Beoordeling van het bewijs

Standpunt van de officier van justitie
De officier van justitie heeft veroordeling gevorderd voor feit 1 primair, feit 2 primair en feit 3.
Standpunt van de verdediging
De raadsvrouw heeft ten aanzien van het onder feit 1 primair en feit 2 primair ten laste gelegde namens verdachte betoogd dat hij geen opzet heeft gehad op het plegen van het ten laste gelegde, ook niet in voorwaardelijke zin. Zij heeft daartoe aangevoerd dat verdachte de consequenties van zijn handelen niet heeft overzien en vanwege zijn nog jeugdige leeftijd (waarbij de hersenen nog volop in ontwikkeling zijn) ook niet heeft kunnen overzien. Verder heeft zij aangevoerd dat het bestaan van gemeen gevaar voor goederen onvoldoende is onderbouwd.
Oordeel van de rechtbank
Feit 1 primair
De rechtbank past de volgende bewijsmiddelen toe die de voor de bewezenverklaring redengevende feiten en omstandigheden bevatten zoals hieronder zakelijk weergegeven.

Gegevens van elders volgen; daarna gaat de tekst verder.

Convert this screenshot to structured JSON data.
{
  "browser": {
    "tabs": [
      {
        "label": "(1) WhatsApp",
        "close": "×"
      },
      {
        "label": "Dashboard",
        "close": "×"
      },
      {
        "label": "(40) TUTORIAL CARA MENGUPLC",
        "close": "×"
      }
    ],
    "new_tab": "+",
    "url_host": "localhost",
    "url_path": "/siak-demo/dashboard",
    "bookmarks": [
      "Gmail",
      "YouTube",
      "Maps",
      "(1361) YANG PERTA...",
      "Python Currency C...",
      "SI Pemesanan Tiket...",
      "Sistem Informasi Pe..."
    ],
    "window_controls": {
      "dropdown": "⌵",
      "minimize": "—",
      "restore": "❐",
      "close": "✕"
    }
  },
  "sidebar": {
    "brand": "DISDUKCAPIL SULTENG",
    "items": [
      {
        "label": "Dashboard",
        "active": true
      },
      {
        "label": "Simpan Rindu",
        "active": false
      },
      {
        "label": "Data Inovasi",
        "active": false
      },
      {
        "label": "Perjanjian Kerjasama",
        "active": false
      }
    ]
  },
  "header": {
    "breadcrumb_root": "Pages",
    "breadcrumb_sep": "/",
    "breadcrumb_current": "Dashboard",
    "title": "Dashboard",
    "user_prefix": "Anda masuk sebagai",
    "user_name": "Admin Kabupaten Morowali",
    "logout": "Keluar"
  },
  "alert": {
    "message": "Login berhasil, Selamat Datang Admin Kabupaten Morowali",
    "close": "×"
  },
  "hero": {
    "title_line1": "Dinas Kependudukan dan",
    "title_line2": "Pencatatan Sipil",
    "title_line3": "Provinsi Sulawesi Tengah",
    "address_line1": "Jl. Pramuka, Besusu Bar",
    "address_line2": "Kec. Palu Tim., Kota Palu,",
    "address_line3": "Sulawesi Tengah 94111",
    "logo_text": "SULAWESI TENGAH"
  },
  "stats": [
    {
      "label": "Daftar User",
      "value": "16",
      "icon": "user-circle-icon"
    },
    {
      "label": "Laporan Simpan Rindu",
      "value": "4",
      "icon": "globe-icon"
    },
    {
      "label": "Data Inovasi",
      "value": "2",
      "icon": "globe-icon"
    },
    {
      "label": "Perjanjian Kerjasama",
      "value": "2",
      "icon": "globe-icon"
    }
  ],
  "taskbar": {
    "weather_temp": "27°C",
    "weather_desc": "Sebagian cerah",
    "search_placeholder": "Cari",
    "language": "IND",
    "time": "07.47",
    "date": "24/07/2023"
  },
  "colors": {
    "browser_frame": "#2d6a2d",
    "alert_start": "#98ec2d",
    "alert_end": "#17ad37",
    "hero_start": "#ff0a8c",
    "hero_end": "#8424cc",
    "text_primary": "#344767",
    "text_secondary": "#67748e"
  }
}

1. De door verdachte ter zitting van 19 september 2023 afgelegde verklaring, voor zover inhoudend:
In opdracht van iemand en tegen betaling ben ik op 4 maart 2023 samen met [medeverdachte] naar de woning aan [adres] in Drachten gereden. Ik heb daar voor de voordeur van die woning terpentine uitgesprenkeld. Ik heb hier een Cobratraat (de rechtbank begrijpt dat hiermee wordt bedoeld: een nitraat) in gezet en deze aangestoken. Ik heb vervolgens een knal gehoord. [medeverdachte] heeft mij met de auto gebracht. Ik heb de rest gedaan.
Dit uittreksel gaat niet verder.